A rigor, poderia perder tudo nessa temporada. Nenhum jogador atual do Bayern está jogando melhor com ele. É comum que bons técnicos melhorem alguns jogadores e não se via nenhum jogador melhor com Nagelsmann. Com um elenco forte, a ideia é que eles deveriam jogar melhor do que tem jogador. E não parecia mais uma questão de paciência, porque o time piorou com o tempo em vez de melhorar. Talvez Nagelsmann possa melhorar no futuro e possivelmente vai. Alguns acreditam que ele precisa de mais experiência e que pode voltar ao clube daqui a alguns anos mais bem preparado para lidar com o que é o Bayern, com o seu ethos.
Só que o Bayern decidiu que não podia mais esperar por isso. O futuro é agora. Tuchel é alguém com experiência em vestiários cheios de pesos pesados, fez boas campanhas e, por mais que seja um técnico com personalidade forte e que pode (e provavelmente vai) bater de frente com a diretoria – como ele fez no Dortmund, no PSG e no Chelsea -, Tuchel tem qualidade comprovada e tende a tirar um pouco mais do time. Sua primeira missão será enfrentar o ex-clube, Dortmund, e tirá-los da liderança. Um encontro com o destino.
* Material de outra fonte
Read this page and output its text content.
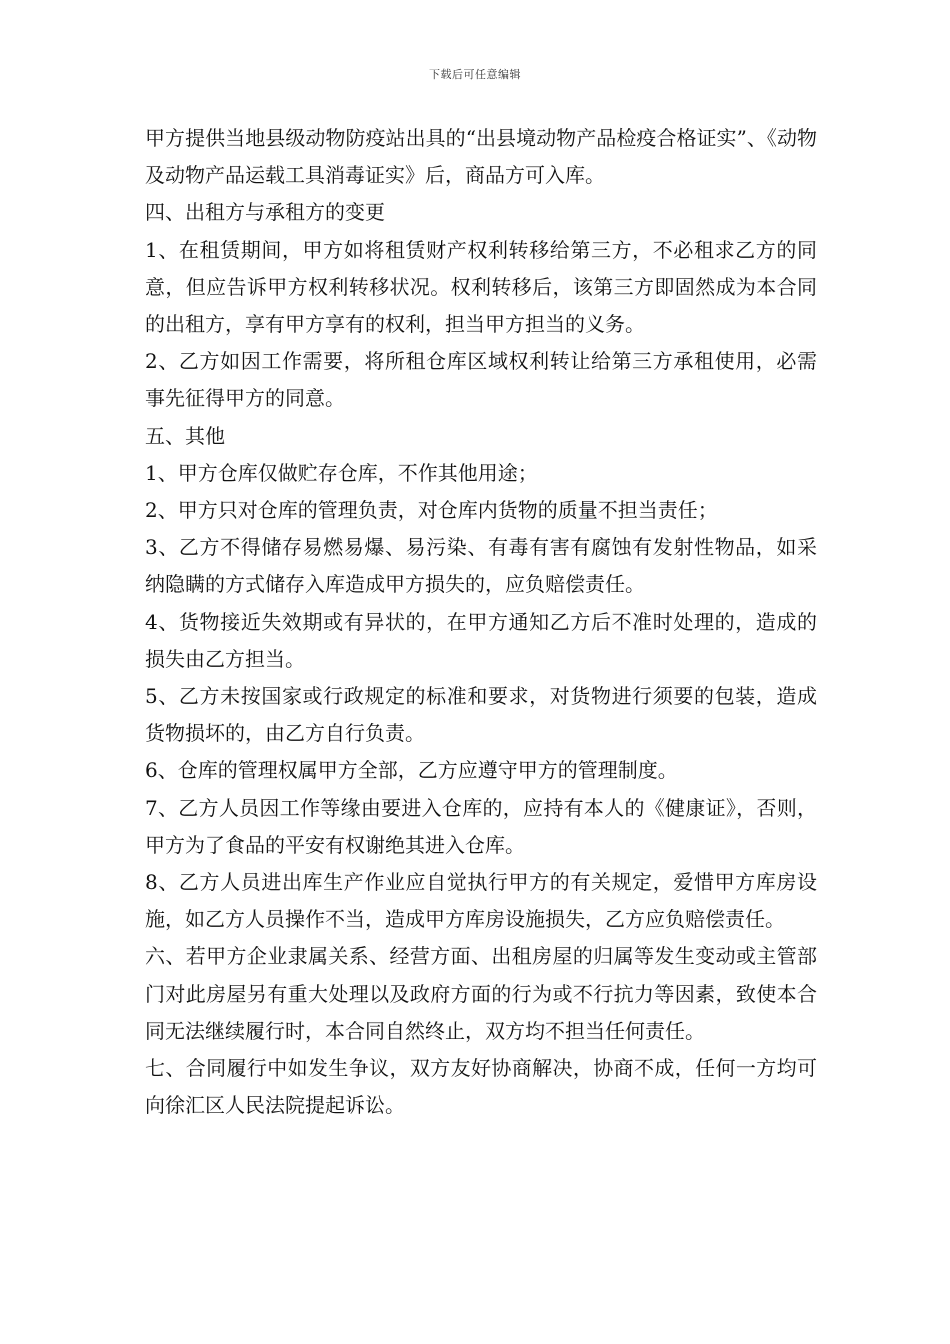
下载后可任意编辑

甲方提供当地县级动物防疫站出具的“出县境动物产品检疫合格证实”、《动物及动物产品运载工具消毒证实》后，商品方可入库。

四、出租方与承租方的变更

1、在租赁期间，甲方如将租赁财产权利转移给第三方，不必租求乙方的同意，但应告诉甲方权利转移状况。权利转移后，该第三方即固然成为本合同的出租方，享有甲方享有的权利，担当甲方担当的义务。

2、乙方如因工作需要，将所租仓库区域权利转让给第三方承租使用，必需事先征得甲方的同意。

五、其他

1、甲方仓库仅做贮存仓库，不作其他用途；

2、甲方只对仓库的管理负责，对仓库内货物的质量不担当责任；

3、乙方不得储存易燃易爆、易污染、有毒有害有腐蚀有发射性物品，如采纳隐瞒的方式储存入库造成甲方损失的，应负赔偿责任。

4、货物接近失效期或有异状的，在甲方通知乙方后不准时处理的，造成的损失由乙方担当。

5、乙方未按国家或行政规定的标准和要求，对货物进行须要的包装，造成货物损坏的，由乙方自行负责。

6、仓库的管理权属甲方全部，乙方应遵守甲方的管理制度。

7、乙方人员因工作等缘由要进入仓库的，应持有本人的《健康证》，否则，甲方为了食品的平安有权谢绝其进入仓库。

8、乙方人员进出库生产作业应自觉执行甲方的有关规定，爱惜甲方库房设施，如乙方人员操作不当，造成甲方库房设施损失，乙方应负赔偿责任。

六、若甲方企业隶属关系、经营方面、出租房屋的归属等发生变动或主管部门对此房屋另有重大处理以及政府方面的行为或不行抗力等因素，致使本合同无法继续履行时，本合同自然终止，双方均不担当任何责任。

七、合同履行中如发生争议，双方友好协商解决，协商不成，任何一方均可向徐汇区人民法院提起诉讼。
O Bayern terá um calendário importantíssimo nos próximos dias. No dia 1º de abril, faz Ker Klassiker contra o Borussia Dortmund, que atualmente é o líder da Bundesliga com um ponto à frente dos bávaros. Precisa vencer para retomar a liderança da liga. Pouco depois, terá pela frente o Manchester City pela Champions League, no dia 11 de abril, na Inglaterra. A volta, na Allianz Arena, em Munique, no dia 19 de abril. Serão os jogos que podem definir a temporada do clube.